Menurutnya, selain peningkatan akses dan transportasi, berkembangnya akomodasi penginapan baru dan semakin menjamurnya beragam kegiatan juga melandasi negara di Asia Selatan ini menjadi yang terbaik.

Sebagai contoh, semakin banyaknya pantai yang bisa diakses telah meningkatkan aktivitas berselancar. Bahkan, sejumlah program pelesiran kini menawarkan wisata nonbahari semisal pendakian hutan sampai retreat yoga.

Untuk bermalam, Anda pun bisa dengan mudah mendapatkan hotel dan penginapan terjangkau, hingga resor mewah dan hotel berjaringan internasional macam Shangri-La atau Sheraton.

Berikut beberapa hal yang tak boleh Anda lewatkan di Sri Lanka.

Pantai Mirissa, Sri Lanka.
Pantai Mirissa, Sri Lanka. | Dudarev Mikhail /Shutterstock

Destinasi favorit

Pantai Barat daya Sri Lanka sangat cantik sekaligus kaya atraksi sehingga paling banyak disambangi pelancong. Di sini terdapat Pantai Mirissa yang terkenal dengan atraksi alami paus biru.

Di Kota Galle Anda bisa menikmati kuil kuno dari ratusan ribu tahun lalu, juga benteng abad ke 16 yang telah ditetapkan sebagai situs warisan dunia UNESCO.

Ada pula Taman Nasional Yala, untuk melihat macan tutul, buaya dan spesies langka beruang sloth asli Sri Lanka.

Di Kota Kandy yang kerap disambangi pendaki ada Benteng Sigriya. Reruntuhan istana abad ke 5 ini menyisakan jejak kuno berupa pahatan bebatuan indah yang melambangkan kemegahan di zamannya.

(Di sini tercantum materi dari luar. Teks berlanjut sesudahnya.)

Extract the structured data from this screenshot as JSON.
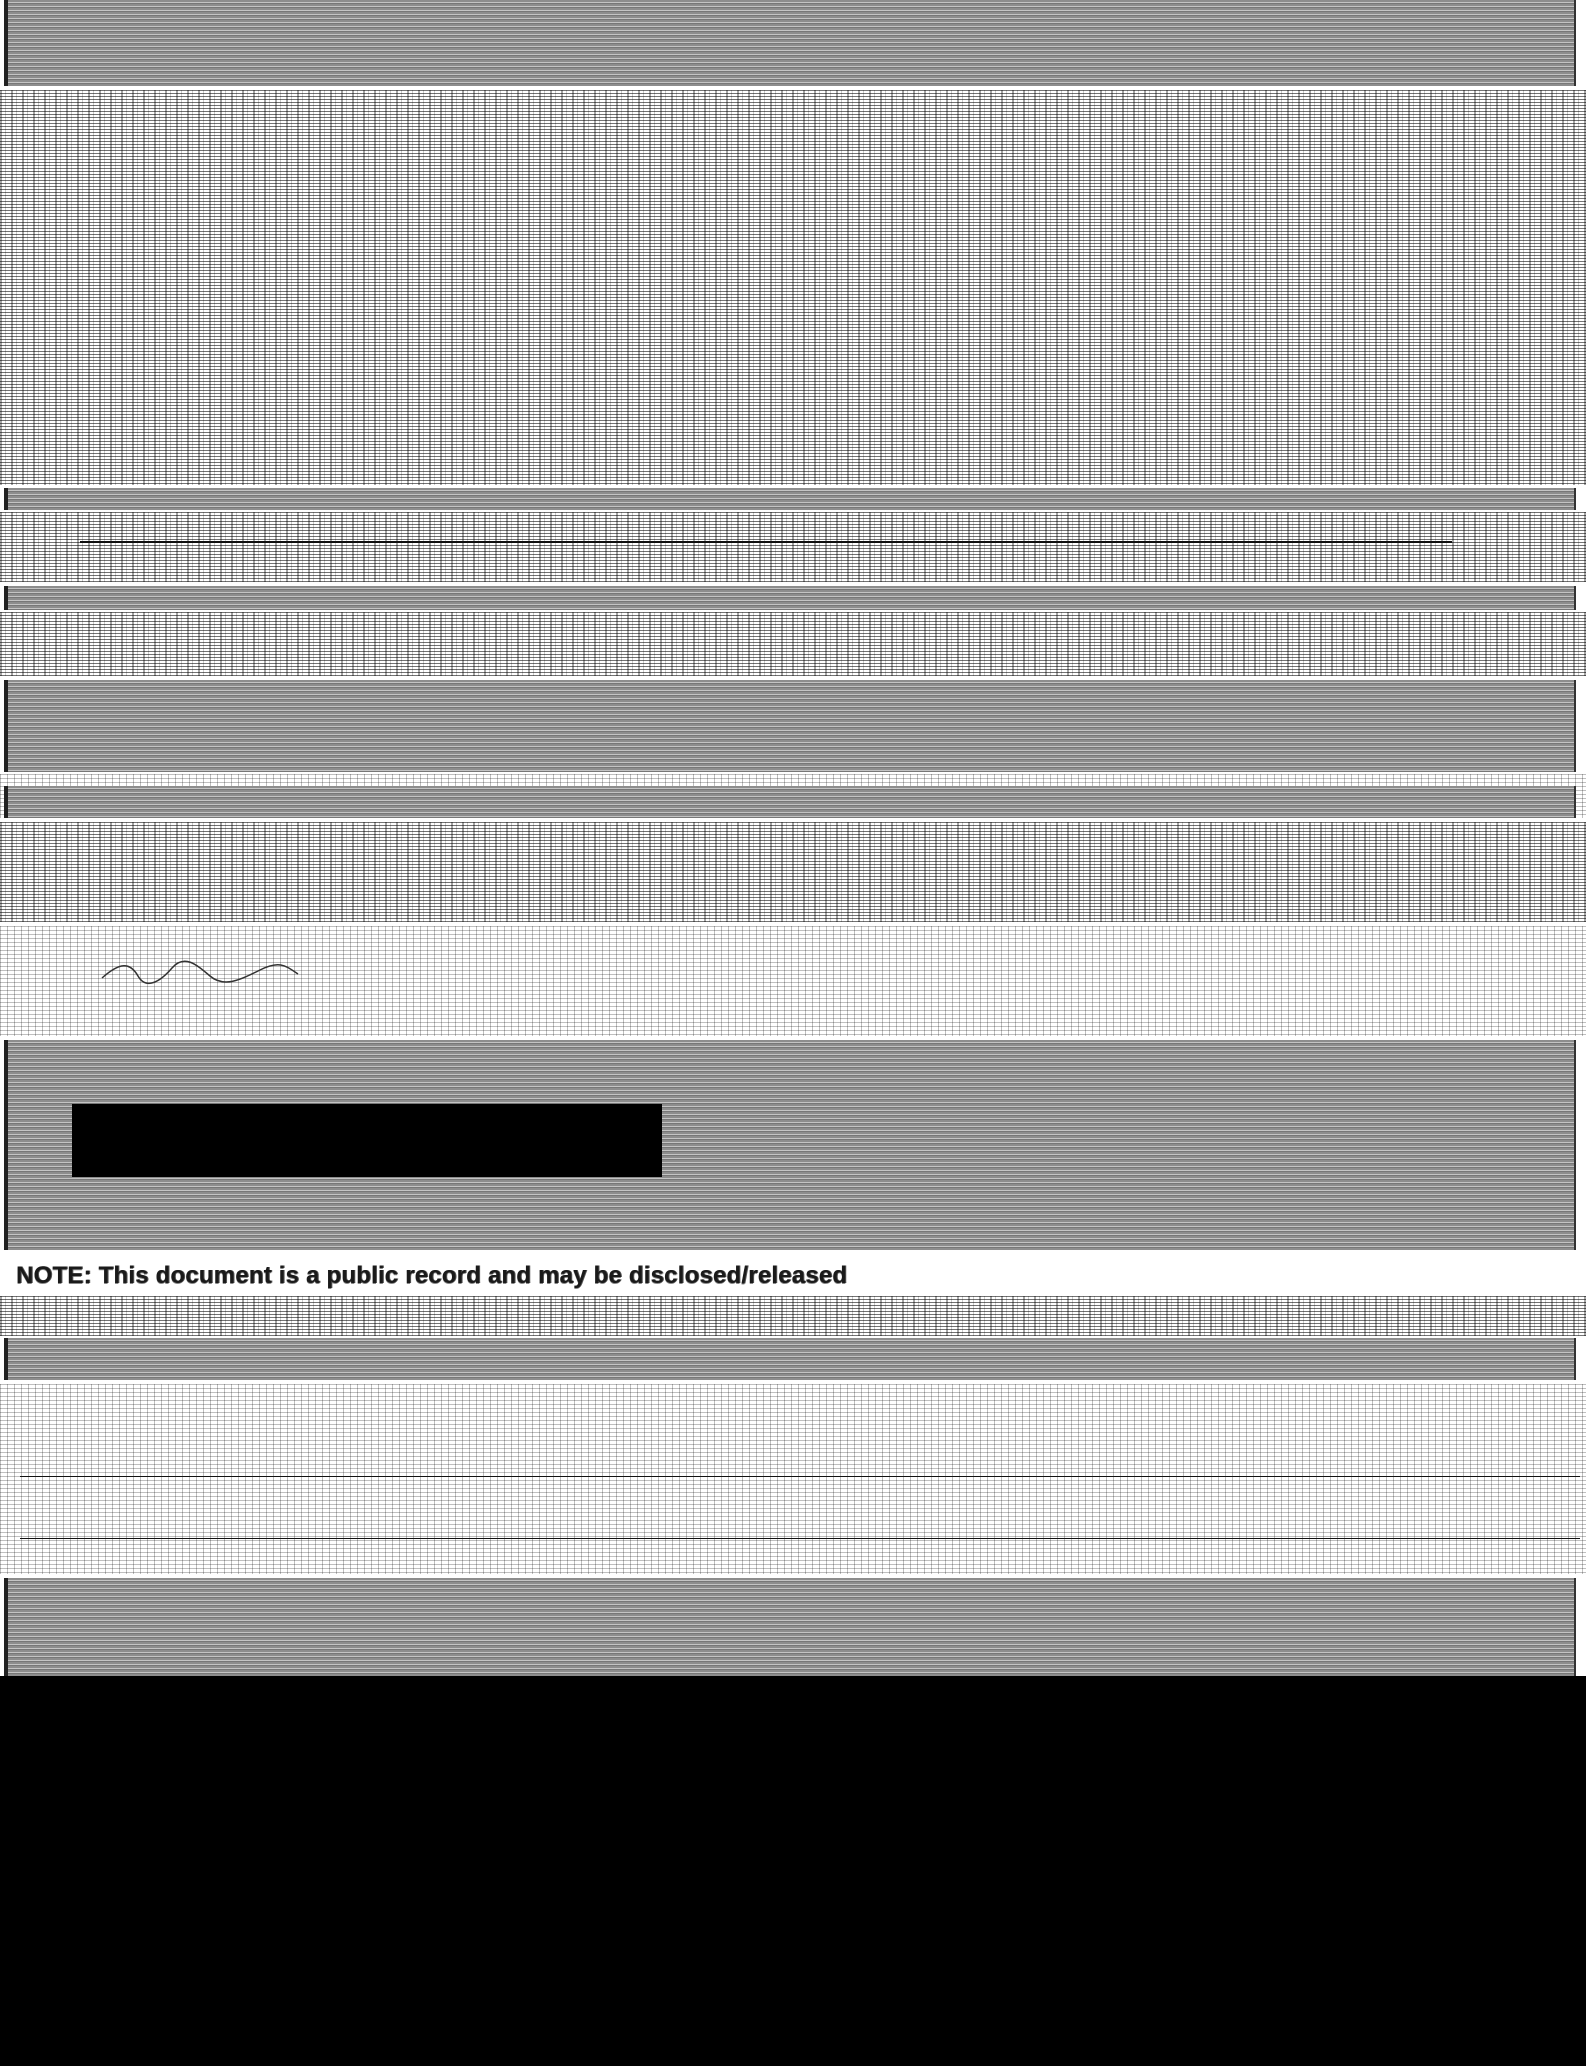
{
  "document": {
    "notice_text": "NOTE: This document is a public record and may be disclosed/released"
  },
  "colors": {
    "band": "#8d8d8d",
    "redaction": "#000000",
    "background": "#ffffff"
  }
}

Kolombo, ibu kota Sri Lanka, memiliki klub jazz, butik, dan bar atap bertaraf internasional. Di sini Anda juga bisa menemukan ragam kedai kopi, museum, dan taman kota. Untuk mengamati kehidupan lokal, ada Pasar utama Pettah yang menjual berbagai barang harga miring.

Srilanka juga memiliki banyak objek wisata menarik yang gratis. Di antaranya ritual puja warna-warni di puncak bukit Koneswaram Kovil di Trincomalee, dan tembok benteng di sekeliling kota tua Galle di selatan.

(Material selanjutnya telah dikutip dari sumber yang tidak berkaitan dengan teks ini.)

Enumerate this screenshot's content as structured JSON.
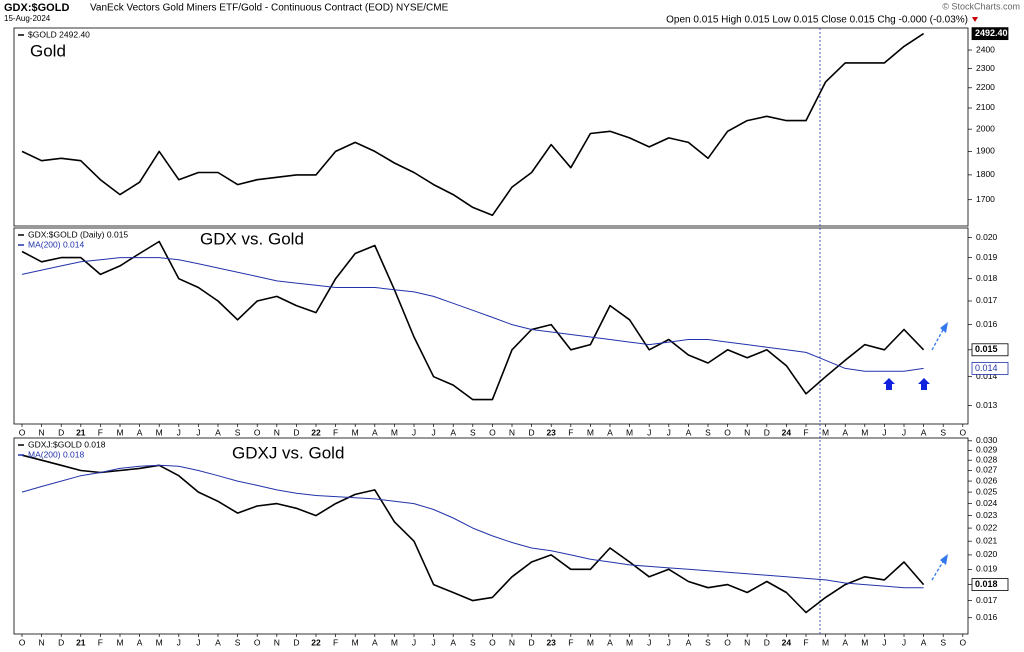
{
  "header": {
    "symbol": "GDX:$GOLD",
    "description": "VanEck Vectors Gold Miners ETF/Gold - Continuous Contract (EOD) NYSE/CME",
    "date": "15-Aug-2024",
    "quote": "Open 0.015 High 0.015 Low 0.015 Close 0.015 Chg -0.000 (-0.03%)",
    "source": "© StockCharts.com"
  },
  "chart_data": [
    {
      "type": "line",
      "title": "Gold",
      "log_scale": true,
      "ylim": [
        1600,
        2525
      ],
      "yticks": [
        1700,
        1800,
        1900,
        2000,
        2100,
        2200,
        2300,
        2400
      ],
      "series": [
        {
          "name": "$GOLD 2492.40",
          "color": "#000000",
          "last_label": "2492.40",
          "values": [
            1900,
            1860,
            1870,
            1860,
            1780,
            1720,
            1770,
            1900,
            1780,
            1810,
            1810,
            1760,
            1780,
            1790,
            1800,
            1800,
            1900,
            1940,
            1900,
            1850,
            1810,
            1760,
            1720,
            1670,
            1640,
            1750,
            1810,
            1930,
            1830,
            1980,
            1990,
            1960,
            1920,
            1960,
            1940,
            1870,
            1990,
            2040,
            2060,
            2040,
            2040,
            2230,
            2330,
            2330,
            2330,
            2420,
            2492.4,
            null,
            null
          ]
        }
      ]
    },
    {
      "type": "line",
      "title": "GDX vs. Gold",
      "log_scale": true,
      "ylim": [
        0.0124,
        0.0205
      ],
      "yticks": [
        0.013,
        0.014,
        0.015,
        0.016,
        0.017,
        0.018,
        0.019,
        {
          "value": 0.02,
          "label": "0.020"
        }
      ],
      "categories": [
        "O",
        "N",
        "D",
        "21",
        "F",
        "M",
        "A",
        "M",
        "J",
        "J",
        "A",
        "S",
        "O",
        "N",
        "D",
        "22",
        "F",
        "M",
        "A",
        "M",
        "J",
        "J",
        "A",
        "S",
        "O",
        "N",
        "D",
        "23",
        "F",
        "M",
        "A",
        "M",
        "J",
        "J",
        "A",
        "S",
        "O",
        "N",
        "D",
        "24",
        "F",
        "M",
        "A",
        "M",
        "J",
        "J",
        "A",
        "S",
        "O"
      ],
      "series": [
        {
          "name": "GDX:$GOLD (Daily) 0.015",
          "color": "#000000",
          "last_label": "0.015",
          "values": [
            0.0193,
            0.0188,
            0.019,
            0.019,
            0.0182,
            0.0186,
            0.0192,
            0.0198,
            0.018,
            0.0176,
            0.017,
            0.0162,
            0.017,
            0.0172,
            0.0168,
            0.0165,
            0.018,
            0.0192,
            0.0196,
            0.0175,
            0.0155,
            0.014,
            0.0137,
            0.0132,
            0.0132,
            0.015,
            0.0158,
            0.016,
            0.015,
            0.0152,
            0.0168,
            0.0162,
            0.015,
            0.0154,
            0.0148,
            0.0145,
            0.015,
            0.0147,
            0.015,
            0.0144,
            0.0134,
            0.014,
            0.0146,
            0.0152,
            0.015,
            0.0158,
            0.015,
            null,
            null
          ]
        },
        {
          "name": "MA(200) 0.014",
          "color": "#2233aa",
          "last_label": "0.014",
          "values": [
            0.0182,
            0.0184,
            0.0186,
            0.0188,
            0.0189,
            0.019,
            0.019,
            0.019,
            0.0189,
            0.0187,
            0.0185,
            0.0183,
            0.0181,
            0.0179,
            0.0178,
            0.0177,
            0.0176,
            0.0176,
            0.0176,
            0.0175,
            0.0174,
            0.0172,
            0.0169,
            0.0166,
            0.0163,
            0.016,
            0.0158,
            0.0157,
            0.0156,
            0.0155,
            0.0154,
            0.0153,
            0.0152,
            0.0153,
            0.0154,
            0.0154,
            0.0153,
            0.0152,
            0.0151,
            0.015,
            0.0149,
            0.0146,
            0.0143,
            0.0142,
            0.0142,
            0.0142,
            0.0143,
            null,
            null
          ]
        }
      ]
    },
    {
      "type": "line",
      "title": "GDXJ vs. Gold",
      "log_scale": true,
      "ylim": [
        0.0151,
        0.0303
      ],
      "yticks": [
        0.016,
        0.017,
        0.018,
        0.019,
        {
          "value": 0.02,
          "label": "0.020"
        },
        0.021,
        0.022,
        0.023,
        0.024,
        0.025,
        0.026,
        0.027,
        0.028,
        0.029,
        {
          "value": 0.03,
          "label": "0.030"
        }
      ],
      "categories": [
        "O",
        "N",
        "D",
        "21",
        "F",
        "M",
        "A",
        "M",
        "J",
        "J",
        "A",
        "S",
        "O",
        "N",
        "D",
        "22",
        "F",
        "M",
        "A",
        "M",
        "J",
        "J",
        "A",
        "S",
        "O",
        "N",
        "D",
        "23",
        "F",
        "M",
        "A",
        "M",
        "J",
        "J",
        "A",
        "S",
        "O",
        "N",
        "D",
        "24",
        "F",
        "M",
        "A",
        "M",
        "J",
        "J",
        "A",
        "S",
        "O"
      ],
      "series": [
        {
          "name": "GDXJ:$GOLD 0.018",
          "color": "#000000",
          "last_label": "0.018",
          "values": [
            0.0285,
            0.028,
            0.0275,
            0.027,
            0.0268,
            0.027,
            0.0272,
            0.0275,
            0.0265,
            0.025,
            0.0242,
            0.0232,
            0.0238,
            0.024,
            0.0236,
            0.023,
            0.024,
            0.0248,
            0.0252,
            0.0225,
            0.021,
            0.018,
            0.0175,
            0.017,
            0.0172,
            0.0185,
            0.0195,
            0.02,
            0.019,
            0.019,
            0.0205,
            0.0195,
            0.0185,
            0.019,
            0.0182,
            0.0178,
            0.018,
            0.0175,
            0.0182,
            0.0175,
            0.0163,
            0.0172,
            0.018,
            0.0185,
            0.0183,
            0.0195,
            0.018,
            null,
            null
          ]
        },
        {
          "name": "MA(200) 0.018",
          "color": "#2233aa",
          "values": [
            0.025,
            0.0255,
            0.026,
            0.0265,
            0.0268,
            0.0272,
            0.0274,
            0.0275,
            0.0274,
            0.027,
            0.0265,
            0.026,
            0.0256,
            0.0252,
            0.0249,
            0.0247,
            0.0246,
            0.0245,
            0.0244,
            0.0242,
            0.024,
            0.0235,
            0.0228,
            0.022,
            0.0214,
            0.0209,
            0.0205,
            0.0203,
            0.02,
            0.0197,
            0.0195,
            0.0193,
            0.0192,
            0.0191,
            0.019,
            0.0189,
            0.0188,
            0.0187,
            0.0186,
            0.0185,
            0.0184,
            0.0183,
            0.0181,
            0.018,
            0.0179,
            0.0178,
            0.0178,
            null,
            null
          ]
        }
      ]
    }
  ]
}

Anda yang mendambakan ketenangan dan gemar menjajal daerah terpencil bisa berkunjung ke wilayah utara atau Pantai Timur. Di Utara terdapat Benteng Tamil yang sebelumnya terlarang bagi pelancong,

Sementara Pantai Timur dipenuhi pantai-pantai indah yang sebagian besar belum terjamah. Segelintir yang kesohor di antaranya Pantai Arugambay bagi peselancar, serta Uppuveli dan Nilaveli dengan pasir putih menghampar.

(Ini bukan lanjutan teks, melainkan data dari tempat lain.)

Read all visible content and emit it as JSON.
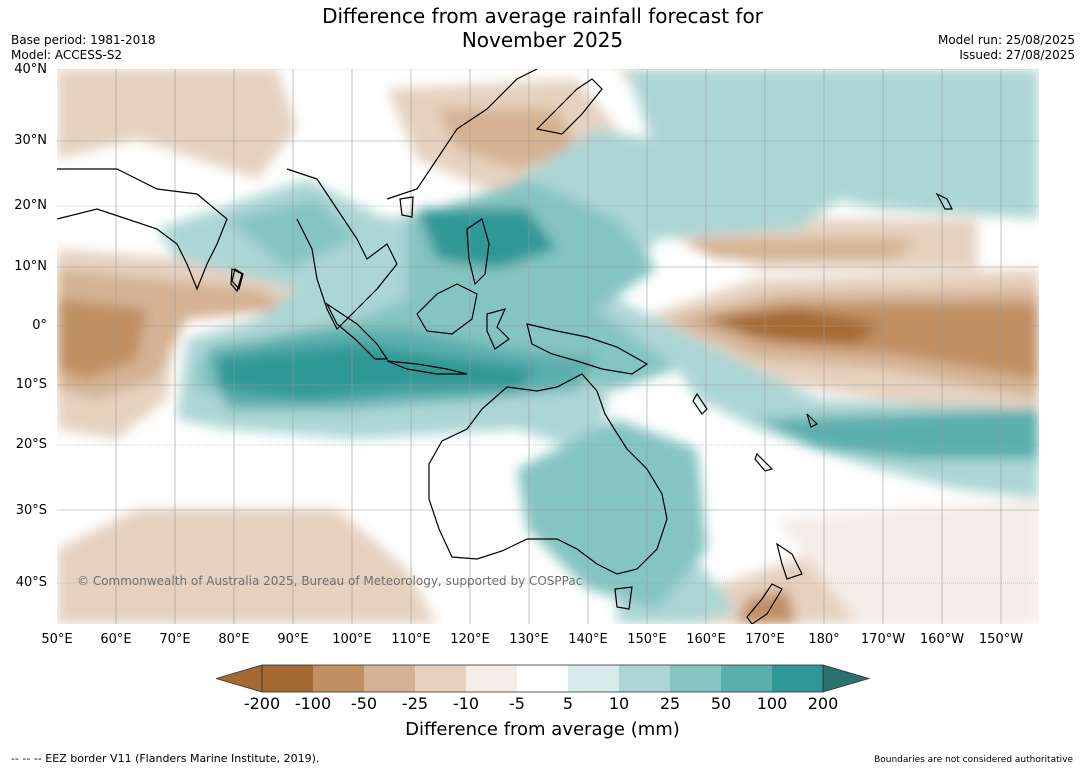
{
  "header": {
    "title_line1": "Difference from average rainfall forecast for",
    "title_line2": "November 2025",
    "base_period": "Base period: 1981-2018",
    "model": "Model: ACCESS-S2",
    "model_run": "Model run: 25/08/2025",
    "issued": "Issued: 27/08/2025"
  },
  "map": {
    "copyright": "© Commonwealth of Australia 2025, Bureau of Meteorology, supported by COSPPac",
    "lat_labels": [
      "40°N",
      "30°N",
      "20°N",
      "10°N",
      "0°",
      "10°S",
      "20°S",
      "30°S",
      "40°S"
    ],
    "lon_labels": [
      "50°E",
      "60°E",
      "70°E",
      "80°E",
      "90°E",
      "100°E",
      "110°E",
      "120°E",
      "130°E",
      "140°E",
      "150°E",
      "160°E",
      "170°E",
      "180°",
      "170°W",
      "160°W",
      "150°W"
    ]
  },
  "colorbar": {
    "title": "Difference from average (mm)",
    "labels": [
      "-200",
      "-100",
      "-50",
      "-25",
      "-10",
      "-5",
      "5",
      "10",
      "25",
      "50",
      "100",
      "200"
    ],
    "colors": [
      "#a46a33",
      "#c08f62",
      "#d4b293",
      "#e6d1bf",
      "#f4ece6",
      "#ffffff",
      "#d6ebea",
      "#acd6d5",
      "#84c4c2",
      "#5aafad",
      "#2e9896",
      "#2b716f"
    ]
  },
  "footer": {
    "eez": "--  --  -- EEZ border V11 (Flanders Marine Institute, 2019).",
    "disclaimer": "Boundaries are not considered authoritative"
  }
}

Kottu, makanan khas Sri Lanka.
Kottu, makanan khas Sri Lanka. | Leodaphne /Shutterstock

Menjajal kuliner

Makanan Sri Lanka cocok di lidah orang Indonesia, tetapi di sini jarang ada penjaja makanan pinggir jalan sehingga Anda hanya bisa menikmati di penginapan atau resto tertentu.

Beberapa yang khas yaitu hopper, nasi dan kari, serta kottu rotty. Hopper adalah kudapan mirip crepe dari tepung beras ditambah santan dan rempah-rempah untuk mewadahi telur goreng. Sementara kottu rotty merupakan tumis cincang roti pipih dengan telur dan sayuran yang hanya tersedia malam hari.

Untuk minuman, teh Sri Lanka atau teh Ceylon terkenal lezat. Anda bisa mencicip sekaligus menyambangi langsung perkebunannya yang sebagian besar berpusat di pegunungan Nuwara Eliya.

Waktu tepat bertandang

Situs Sky Scanner memprediksi Bulan April dan September paling baik karena cuaca tergolong normal. Namun, beberapa destinasi punya waktu khusus agar kunjungan lebih maksimal.

Misalnya, jika Anda berencana mengunjungi Kolombo dan Pantai Barat Daya, datanglah Bulan Januari hingga Maret ketika cuaca kering. Sementara di Pantai Timur, antara Mei sampai September paling sempurna menikmati laut.

Jika Anda menginginkan harga penerbangan murah pilihlah Bulan Mei, Agustus, dan Desember. Konsekuensinya atraksi wisata bakal kurang ramai.